Jesus and a Pharisee

When we read the gospels, we often give Pharisees and bad rap. There were some excellent Pharisees that came to understand Jesus’s teachings. Gamaliel is one, Nicodemus another. Paul trained as a Pharisee under the guidance of Gamaliel.  Yet despite these noteworthy examples, our perception is Pharisee’s are self-righteous, exclusivist, and thoroughly confused about what is essential. 

In Matthew 22:35, 36, a Pharisee asks Jesus a crucial question. “Teacher, which is the greatest commandment in the law?” 

Often when Jesus spoke, He exaggerated a point to build a contrast between two essential elements.  We see this happen today with political cartoons, where the chin is longer, the eyebrows bushier, the nose longer to exaggerate a point. Jesus did the same thing using word pictures. 
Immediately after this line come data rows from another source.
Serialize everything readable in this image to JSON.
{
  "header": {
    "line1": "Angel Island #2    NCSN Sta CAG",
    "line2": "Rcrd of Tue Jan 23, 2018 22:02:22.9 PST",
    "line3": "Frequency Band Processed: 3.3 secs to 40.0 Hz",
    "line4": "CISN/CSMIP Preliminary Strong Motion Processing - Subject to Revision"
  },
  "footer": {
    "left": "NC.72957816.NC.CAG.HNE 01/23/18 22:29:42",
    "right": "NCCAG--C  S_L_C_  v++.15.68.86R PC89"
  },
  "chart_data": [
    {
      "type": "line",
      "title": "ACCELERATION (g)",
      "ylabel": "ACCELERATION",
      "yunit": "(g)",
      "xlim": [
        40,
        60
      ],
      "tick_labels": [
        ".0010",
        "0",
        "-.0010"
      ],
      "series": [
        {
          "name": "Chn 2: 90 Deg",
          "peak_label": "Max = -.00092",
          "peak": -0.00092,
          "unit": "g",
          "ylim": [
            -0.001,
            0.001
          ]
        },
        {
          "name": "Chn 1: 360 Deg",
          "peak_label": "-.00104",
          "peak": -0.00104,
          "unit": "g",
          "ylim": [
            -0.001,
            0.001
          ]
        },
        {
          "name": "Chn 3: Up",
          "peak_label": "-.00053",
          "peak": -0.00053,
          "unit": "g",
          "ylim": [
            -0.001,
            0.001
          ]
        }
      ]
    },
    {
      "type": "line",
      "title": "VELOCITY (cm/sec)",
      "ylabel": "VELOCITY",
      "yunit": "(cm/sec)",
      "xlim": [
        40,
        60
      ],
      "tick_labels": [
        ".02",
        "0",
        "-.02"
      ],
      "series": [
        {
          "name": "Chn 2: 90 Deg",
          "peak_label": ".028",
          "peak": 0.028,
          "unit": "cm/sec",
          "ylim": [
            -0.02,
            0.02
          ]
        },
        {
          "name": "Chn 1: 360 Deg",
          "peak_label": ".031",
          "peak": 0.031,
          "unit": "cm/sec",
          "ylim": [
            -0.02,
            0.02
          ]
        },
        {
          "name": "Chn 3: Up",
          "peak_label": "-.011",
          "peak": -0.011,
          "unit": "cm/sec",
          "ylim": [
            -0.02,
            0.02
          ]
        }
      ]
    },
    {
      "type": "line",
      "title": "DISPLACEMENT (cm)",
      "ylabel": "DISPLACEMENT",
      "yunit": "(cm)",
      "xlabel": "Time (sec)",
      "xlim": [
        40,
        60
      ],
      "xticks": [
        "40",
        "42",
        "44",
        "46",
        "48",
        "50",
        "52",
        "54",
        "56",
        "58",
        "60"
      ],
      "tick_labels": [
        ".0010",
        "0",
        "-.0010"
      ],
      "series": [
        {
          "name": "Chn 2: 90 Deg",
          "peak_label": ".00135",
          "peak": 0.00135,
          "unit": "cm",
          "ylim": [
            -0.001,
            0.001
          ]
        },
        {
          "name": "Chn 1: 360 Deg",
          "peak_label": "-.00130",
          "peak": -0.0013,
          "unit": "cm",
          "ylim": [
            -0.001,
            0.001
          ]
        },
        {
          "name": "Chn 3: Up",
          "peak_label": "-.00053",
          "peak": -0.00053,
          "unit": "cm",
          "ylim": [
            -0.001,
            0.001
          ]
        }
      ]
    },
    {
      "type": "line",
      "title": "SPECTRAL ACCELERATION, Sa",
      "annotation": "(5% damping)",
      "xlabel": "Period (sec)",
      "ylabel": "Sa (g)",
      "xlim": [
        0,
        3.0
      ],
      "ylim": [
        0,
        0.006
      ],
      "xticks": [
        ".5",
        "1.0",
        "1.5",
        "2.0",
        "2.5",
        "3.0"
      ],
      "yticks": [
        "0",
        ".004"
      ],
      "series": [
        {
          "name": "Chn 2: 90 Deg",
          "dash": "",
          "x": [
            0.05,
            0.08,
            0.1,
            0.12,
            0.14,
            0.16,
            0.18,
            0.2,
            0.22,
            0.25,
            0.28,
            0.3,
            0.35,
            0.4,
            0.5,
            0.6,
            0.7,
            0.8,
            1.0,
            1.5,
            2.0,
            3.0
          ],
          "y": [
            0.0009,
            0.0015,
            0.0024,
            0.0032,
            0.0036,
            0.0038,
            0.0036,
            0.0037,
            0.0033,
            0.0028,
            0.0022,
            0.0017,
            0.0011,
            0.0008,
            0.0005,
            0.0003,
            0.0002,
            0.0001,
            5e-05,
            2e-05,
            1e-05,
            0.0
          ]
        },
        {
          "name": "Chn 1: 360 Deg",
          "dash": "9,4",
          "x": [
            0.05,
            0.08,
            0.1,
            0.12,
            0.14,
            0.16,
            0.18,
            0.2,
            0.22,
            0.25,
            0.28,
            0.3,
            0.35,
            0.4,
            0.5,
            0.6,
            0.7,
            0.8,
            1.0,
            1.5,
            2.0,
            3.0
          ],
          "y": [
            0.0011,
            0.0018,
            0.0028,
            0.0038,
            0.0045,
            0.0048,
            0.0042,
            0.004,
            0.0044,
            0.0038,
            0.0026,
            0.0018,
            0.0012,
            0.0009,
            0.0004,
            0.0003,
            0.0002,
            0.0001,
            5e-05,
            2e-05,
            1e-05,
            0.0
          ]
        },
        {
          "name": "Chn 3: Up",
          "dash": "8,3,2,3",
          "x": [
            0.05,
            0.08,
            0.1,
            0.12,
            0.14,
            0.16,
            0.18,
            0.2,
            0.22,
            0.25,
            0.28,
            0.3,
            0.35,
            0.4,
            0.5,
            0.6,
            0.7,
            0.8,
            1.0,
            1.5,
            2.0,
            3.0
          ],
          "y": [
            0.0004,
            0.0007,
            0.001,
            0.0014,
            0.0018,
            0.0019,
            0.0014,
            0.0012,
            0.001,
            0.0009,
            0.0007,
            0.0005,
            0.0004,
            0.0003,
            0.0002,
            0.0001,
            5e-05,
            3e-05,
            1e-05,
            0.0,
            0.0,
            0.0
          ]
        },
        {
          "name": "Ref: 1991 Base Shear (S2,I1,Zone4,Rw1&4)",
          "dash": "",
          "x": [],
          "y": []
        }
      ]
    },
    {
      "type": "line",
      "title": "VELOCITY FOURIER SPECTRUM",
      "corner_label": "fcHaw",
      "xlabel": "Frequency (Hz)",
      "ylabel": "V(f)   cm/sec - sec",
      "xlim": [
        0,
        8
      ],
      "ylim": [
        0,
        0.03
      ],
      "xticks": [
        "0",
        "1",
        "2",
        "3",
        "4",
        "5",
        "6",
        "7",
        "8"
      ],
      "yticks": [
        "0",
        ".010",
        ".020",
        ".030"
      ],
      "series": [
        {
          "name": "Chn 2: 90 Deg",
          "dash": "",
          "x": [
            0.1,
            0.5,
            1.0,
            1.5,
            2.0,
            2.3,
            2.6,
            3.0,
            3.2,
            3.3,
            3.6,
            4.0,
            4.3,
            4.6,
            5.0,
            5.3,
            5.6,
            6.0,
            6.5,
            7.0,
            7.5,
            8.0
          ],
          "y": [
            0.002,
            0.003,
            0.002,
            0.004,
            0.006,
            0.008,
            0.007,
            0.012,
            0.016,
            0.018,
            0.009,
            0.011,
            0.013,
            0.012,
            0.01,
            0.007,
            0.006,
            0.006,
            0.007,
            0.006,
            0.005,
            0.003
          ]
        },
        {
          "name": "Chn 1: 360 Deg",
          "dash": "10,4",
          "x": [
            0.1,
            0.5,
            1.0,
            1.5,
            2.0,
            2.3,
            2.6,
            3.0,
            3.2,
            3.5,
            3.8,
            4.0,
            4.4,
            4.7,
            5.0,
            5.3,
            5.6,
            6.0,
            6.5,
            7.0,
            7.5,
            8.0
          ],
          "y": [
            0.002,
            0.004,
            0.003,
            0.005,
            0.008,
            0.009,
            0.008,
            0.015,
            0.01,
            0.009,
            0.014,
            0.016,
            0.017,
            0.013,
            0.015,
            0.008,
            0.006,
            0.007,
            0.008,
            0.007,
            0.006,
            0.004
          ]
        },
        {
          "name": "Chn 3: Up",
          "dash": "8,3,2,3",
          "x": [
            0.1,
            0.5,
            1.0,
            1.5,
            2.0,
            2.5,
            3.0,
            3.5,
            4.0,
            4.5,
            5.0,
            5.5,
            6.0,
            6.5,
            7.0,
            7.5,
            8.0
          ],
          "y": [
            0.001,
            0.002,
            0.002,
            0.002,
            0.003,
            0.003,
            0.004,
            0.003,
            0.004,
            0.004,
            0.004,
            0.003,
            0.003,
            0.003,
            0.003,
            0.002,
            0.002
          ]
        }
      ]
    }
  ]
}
A few verses later, in Matthew 23:23-24, Jesus accuses the Pharisees of being hypocrites. “You count out leaves of mint, dill, and cummin to tithe but fail to understand matters of more importance.”  The emphasis is on these small matters instead of the vital things of life, such as loving your neighbor, justice, and showing concern and mercy toward others.  These other items, justice, compassion, and love for others, these are the essential things, and fulfill the law.

Jesus in exaggerating the small and insignificant to emphasize the point he wanted them to understand. “You are more concerned about the law than treating those around you fairly, with love, justice, mercy and compassion.” 

Back to our Pharisee in Matthew 22:35, 36, who asked Jesus, “Which is the great commandment in the law?” Mark, in his Gospel, states the question slightly differently, but the point remains, “Which commandment is the first of all” (Mark 12:28)?  Jesus reveals that this is not a question He takes lightly. His reply is, “The first is, Hear O Israel: the LORD our God, the LORD is one; you shall love the LORD your God with all your heart, and with all your soul and with all your mind, and with all your strength. The second is this. You shall love your neighbor as yourself. There is no other commandment greater than these” (Mark 12:29-31).  Jesus, in his response, is quoting two verses from Torah, Deuteronomy 6:5 and Leviticus 19:18.

Here is the exciting point we often miss. Mark’s Gospel points out that the Pharisee-Lawyer agrees with Jesus’s understanding of the law. “You are right Teacher; you have truly said that ‘He is one, and besides him, there are no others, and to love him with all the heart, and with all the understanding, and with all the strength, and to love one’s neighbor as oneself,’ this is much more important than all whole burnt offerings and sacrifices” (Mark 12:32-33). Jesus returns the compliment by saying to the Pharisee, “You are not far from the kingdom of God” (Mark 12:32, 34).

Our words and actions, what do they say about us and how close we are to the kingdom. The Pharisee and Jesus were on the same page, they saw eye to eye in this matter. How do we see it?